Assuming you have a local HA installation, you can also do e.g.

env ILLUMINATRIX_OUT_DIR=../home-assistant-core/conf/www/illuminatrix/ ILLUMINATRIX_LIB=1 pnpm vite build --watch

but you may need a couple refreshes of the HA frontend to get the panel to refresh, and YMMV, but I at least need to have Chrome's dev tools open too (?!).

License

Source code

Illuminatrix is licensed under the MIT License.

Pre-made palettes

The palette JSON files in src/api/palettes/data have been sourced from various places. The tooling for creating those files is not public at this point.

docc.json

Quoting dblodorn/sanzo-wada:

348 color combinations originated by Sanzo Wada (1883-1967) who, in that time of increasingly avant-garde and diversified use of color, was quick to focus on the importance of color and laid the foundation for contemporary color research.
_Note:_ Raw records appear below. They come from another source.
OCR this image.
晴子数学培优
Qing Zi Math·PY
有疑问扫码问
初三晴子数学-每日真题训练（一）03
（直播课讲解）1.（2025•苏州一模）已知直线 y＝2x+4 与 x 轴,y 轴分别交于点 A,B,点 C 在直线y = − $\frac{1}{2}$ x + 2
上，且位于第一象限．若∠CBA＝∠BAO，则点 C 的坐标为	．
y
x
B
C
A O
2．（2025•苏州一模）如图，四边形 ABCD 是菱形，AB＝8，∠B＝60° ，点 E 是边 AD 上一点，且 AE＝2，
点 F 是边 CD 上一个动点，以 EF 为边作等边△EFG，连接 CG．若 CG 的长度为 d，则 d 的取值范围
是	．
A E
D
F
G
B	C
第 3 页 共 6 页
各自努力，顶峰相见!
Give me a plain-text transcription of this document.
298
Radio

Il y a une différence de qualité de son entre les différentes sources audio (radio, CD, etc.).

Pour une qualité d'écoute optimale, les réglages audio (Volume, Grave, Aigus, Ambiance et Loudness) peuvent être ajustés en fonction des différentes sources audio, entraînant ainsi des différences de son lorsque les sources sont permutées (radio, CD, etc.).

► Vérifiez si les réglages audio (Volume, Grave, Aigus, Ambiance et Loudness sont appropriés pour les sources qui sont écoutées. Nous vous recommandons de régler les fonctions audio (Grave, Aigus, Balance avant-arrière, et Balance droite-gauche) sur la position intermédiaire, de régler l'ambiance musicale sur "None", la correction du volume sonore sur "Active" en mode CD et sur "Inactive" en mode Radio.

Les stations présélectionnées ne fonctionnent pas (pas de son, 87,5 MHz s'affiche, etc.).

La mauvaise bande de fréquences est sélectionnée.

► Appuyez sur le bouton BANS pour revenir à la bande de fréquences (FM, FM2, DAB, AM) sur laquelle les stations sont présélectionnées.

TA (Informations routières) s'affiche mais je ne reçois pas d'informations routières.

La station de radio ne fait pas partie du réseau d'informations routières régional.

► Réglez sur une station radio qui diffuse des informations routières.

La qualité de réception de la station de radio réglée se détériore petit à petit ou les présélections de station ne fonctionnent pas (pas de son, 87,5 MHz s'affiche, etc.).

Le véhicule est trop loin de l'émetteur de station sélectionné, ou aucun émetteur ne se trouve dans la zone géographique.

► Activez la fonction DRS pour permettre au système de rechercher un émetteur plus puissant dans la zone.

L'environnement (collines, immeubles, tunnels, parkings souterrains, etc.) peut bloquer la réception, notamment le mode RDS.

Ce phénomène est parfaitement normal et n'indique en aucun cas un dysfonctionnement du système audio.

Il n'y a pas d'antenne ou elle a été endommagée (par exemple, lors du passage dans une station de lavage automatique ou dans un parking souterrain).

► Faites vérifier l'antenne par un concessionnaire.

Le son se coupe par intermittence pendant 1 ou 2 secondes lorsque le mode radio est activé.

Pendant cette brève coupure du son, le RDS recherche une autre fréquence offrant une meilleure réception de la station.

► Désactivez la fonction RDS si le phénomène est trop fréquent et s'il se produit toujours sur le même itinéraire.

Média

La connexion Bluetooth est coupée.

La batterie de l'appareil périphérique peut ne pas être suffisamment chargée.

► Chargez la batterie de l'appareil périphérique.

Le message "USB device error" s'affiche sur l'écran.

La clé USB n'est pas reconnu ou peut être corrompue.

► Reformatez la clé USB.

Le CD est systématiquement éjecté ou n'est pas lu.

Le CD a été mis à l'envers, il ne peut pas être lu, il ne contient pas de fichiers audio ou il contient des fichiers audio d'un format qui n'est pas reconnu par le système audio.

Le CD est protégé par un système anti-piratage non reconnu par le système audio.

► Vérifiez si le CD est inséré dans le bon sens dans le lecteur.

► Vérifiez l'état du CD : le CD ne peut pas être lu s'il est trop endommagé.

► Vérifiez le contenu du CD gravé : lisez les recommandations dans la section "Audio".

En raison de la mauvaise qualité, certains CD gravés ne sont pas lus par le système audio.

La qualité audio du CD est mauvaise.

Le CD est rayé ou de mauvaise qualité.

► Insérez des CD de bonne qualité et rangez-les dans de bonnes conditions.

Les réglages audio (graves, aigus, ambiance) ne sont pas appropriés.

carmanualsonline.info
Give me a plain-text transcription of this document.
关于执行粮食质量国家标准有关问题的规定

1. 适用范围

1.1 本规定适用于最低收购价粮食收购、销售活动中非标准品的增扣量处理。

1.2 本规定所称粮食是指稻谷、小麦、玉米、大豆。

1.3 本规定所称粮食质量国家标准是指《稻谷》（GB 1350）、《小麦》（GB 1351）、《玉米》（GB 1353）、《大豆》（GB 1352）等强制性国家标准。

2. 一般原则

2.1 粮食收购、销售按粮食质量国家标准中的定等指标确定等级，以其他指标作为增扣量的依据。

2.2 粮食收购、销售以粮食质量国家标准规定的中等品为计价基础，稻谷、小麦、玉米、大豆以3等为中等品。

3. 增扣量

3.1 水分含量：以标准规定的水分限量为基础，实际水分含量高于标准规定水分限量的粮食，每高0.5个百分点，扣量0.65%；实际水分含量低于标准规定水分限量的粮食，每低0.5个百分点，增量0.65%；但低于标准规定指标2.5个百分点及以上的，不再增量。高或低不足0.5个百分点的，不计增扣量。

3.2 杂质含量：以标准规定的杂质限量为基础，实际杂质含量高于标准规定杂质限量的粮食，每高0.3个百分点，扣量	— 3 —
Sanzo Wada was active as an artist, art school instructor, costume designer for the movies and the theater, and kimono and fashion designer who employed his extensive and versatile talents to do innovative work that centered primarily on visual perception and form.

The data in this project is based on the The Dictionary of Color Combinations project by Matt DesLauriers, licensed under the MIT License.

lospec.json

This file is based on the Lospec Palette List, downloaded using the Lospec API.

I could not find any particular license information for these palettes, but they contain attribution in this application, so I hope that's fine for the authors.

five_point_palettes.json

This file is based on the work by Five Point Palettes on Tumblr. Not all palettes have been included, as the Tumblr posts aren't exactly completely machine-readable.

Quoting the FAQ from the Tumblr:

Are your palettes free to use?

Yes!

Is it okay to use your palettes in art / character design / adoptables?

Yes! You can use these for anything you want.

Should I credit you if I use one of your palettes?

It would be preferable, I really like seeing what people do with these! Just @ or tag me in the post, I’d love to have a look!